Yine basın-yayın ve kitle iletişim araçlarıyla olayın psikolojik yönlerini ele alan, bu konuda halkı bilinçlendiren programlar yapmalı, insanlara stresle mücadele yöntemleri öğretilmelidir.

Ümitsizlik değil ümit aşılanmalı ancak olabildiğince de şeffaf olunmalıdır. Gerçekleri göz ardı eden ümit söylemleri kişileri rehavete sevk edebilir. Korkabiliriz, kaygılanabiliriz ama bu tedbir almamızı engelleyecek düzeyde olmamalıdır. Korkmak salgını büyütmez ama korunmamak büyütür. O yüzden korkmaktan korkmayalım önlemlere uymamaktan korkalım.

Salgınlar hayatın bitmesi anlamına gelmez. Hayatın güzelliklerini yaşamak her zaman ve zeminde mümkündür. Müzik dinlemek, sevdiklerimizle hastalık harici sohbet etmek, güzel filmler izlemek, kitap okumak, kalabalık olmayan ortamlarda yürümek, nefes ve gevşeme egzersizleri yapmak, sebze ve meyveden zengin beslenmek, bol su içmek hem bağışıklık sistemini güçlendirmede hem de kişinin moral motivasyonunu yükseltmede büyük katkı sağlar.

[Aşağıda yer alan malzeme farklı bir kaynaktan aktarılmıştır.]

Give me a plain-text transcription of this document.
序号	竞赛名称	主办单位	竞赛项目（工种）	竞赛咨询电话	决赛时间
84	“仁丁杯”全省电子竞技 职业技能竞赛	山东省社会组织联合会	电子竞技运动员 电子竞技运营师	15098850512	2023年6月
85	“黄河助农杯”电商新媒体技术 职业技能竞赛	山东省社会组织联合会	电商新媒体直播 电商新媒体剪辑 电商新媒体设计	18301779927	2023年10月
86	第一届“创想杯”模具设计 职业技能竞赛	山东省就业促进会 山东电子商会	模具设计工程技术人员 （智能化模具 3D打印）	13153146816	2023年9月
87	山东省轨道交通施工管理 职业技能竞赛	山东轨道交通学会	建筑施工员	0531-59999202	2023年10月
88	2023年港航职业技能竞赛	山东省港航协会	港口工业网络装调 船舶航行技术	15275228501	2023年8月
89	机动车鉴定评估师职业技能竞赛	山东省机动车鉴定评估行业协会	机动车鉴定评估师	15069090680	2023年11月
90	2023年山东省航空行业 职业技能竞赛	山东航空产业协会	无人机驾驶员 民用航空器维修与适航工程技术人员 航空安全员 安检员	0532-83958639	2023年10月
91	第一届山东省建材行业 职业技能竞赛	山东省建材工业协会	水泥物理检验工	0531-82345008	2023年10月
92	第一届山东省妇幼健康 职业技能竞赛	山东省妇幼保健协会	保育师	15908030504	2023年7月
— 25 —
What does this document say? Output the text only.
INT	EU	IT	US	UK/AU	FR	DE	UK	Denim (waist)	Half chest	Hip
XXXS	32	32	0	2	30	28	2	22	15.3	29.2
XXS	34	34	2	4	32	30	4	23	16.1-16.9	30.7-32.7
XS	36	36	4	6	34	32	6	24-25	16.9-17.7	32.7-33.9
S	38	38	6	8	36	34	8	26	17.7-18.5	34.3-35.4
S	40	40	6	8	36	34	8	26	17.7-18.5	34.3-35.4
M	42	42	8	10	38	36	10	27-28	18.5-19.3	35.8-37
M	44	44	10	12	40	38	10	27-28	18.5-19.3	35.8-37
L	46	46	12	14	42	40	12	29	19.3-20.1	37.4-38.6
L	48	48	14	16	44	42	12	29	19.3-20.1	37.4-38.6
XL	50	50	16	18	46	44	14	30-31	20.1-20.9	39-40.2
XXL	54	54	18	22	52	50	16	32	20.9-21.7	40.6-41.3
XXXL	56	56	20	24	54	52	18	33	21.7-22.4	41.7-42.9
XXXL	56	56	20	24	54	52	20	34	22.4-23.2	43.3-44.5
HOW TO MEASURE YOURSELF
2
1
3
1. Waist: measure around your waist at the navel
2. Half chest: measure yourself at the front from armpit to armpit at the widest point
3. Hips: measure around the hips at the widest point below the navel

Dünya Sağlık Örgütü’nün Corona virüsünden korunmak için önerilerini de bir kez daha hatırlatalım:

  • Enfekte olmuş kişilerle yakın temastan kaçınmak,
  • El hijyenine dikkat etmek, sık aralıklarla elleri en az 20 saniye sabun ve su ile yıkamak; sabun ve su olmadığı durumlarda alkol bazlı el antiseptiği kullanmak; özellikle hasta insanlar veya çevresi ile doğrudan temas ettikten sonra elleri mutlaka yıkamak,
  • Çiftlik veya vahşi hayvanlarla korunmasız temastan kaçınmak,
  • Enfekte olduysanız eğer, mesafeyi korumak, öksürürken, hapşırırken tek kullanımlık kağıt mendil ile ağzı ve burnu kapatmak; kağıt mendilin bulunmadığı durumlarda ise dirsek içini kullanmak, elleri yıkamak; gözlere, burna ve ağza dokunmaktan kaçınmak,
  • Enfekte olan kişilerin dokunduğu yüzeyleri dezenfekte etmek,
  • Et, yumurta gibi hayvansal gıdaları iyice pişirmek,
  • Hasta kişilerin mümkünse kalabalık yerlere girmemesi, eğer girme zorunluğu varsa ağız ve burnun kapatılması, mümkünse tıbbi maske kullanılması.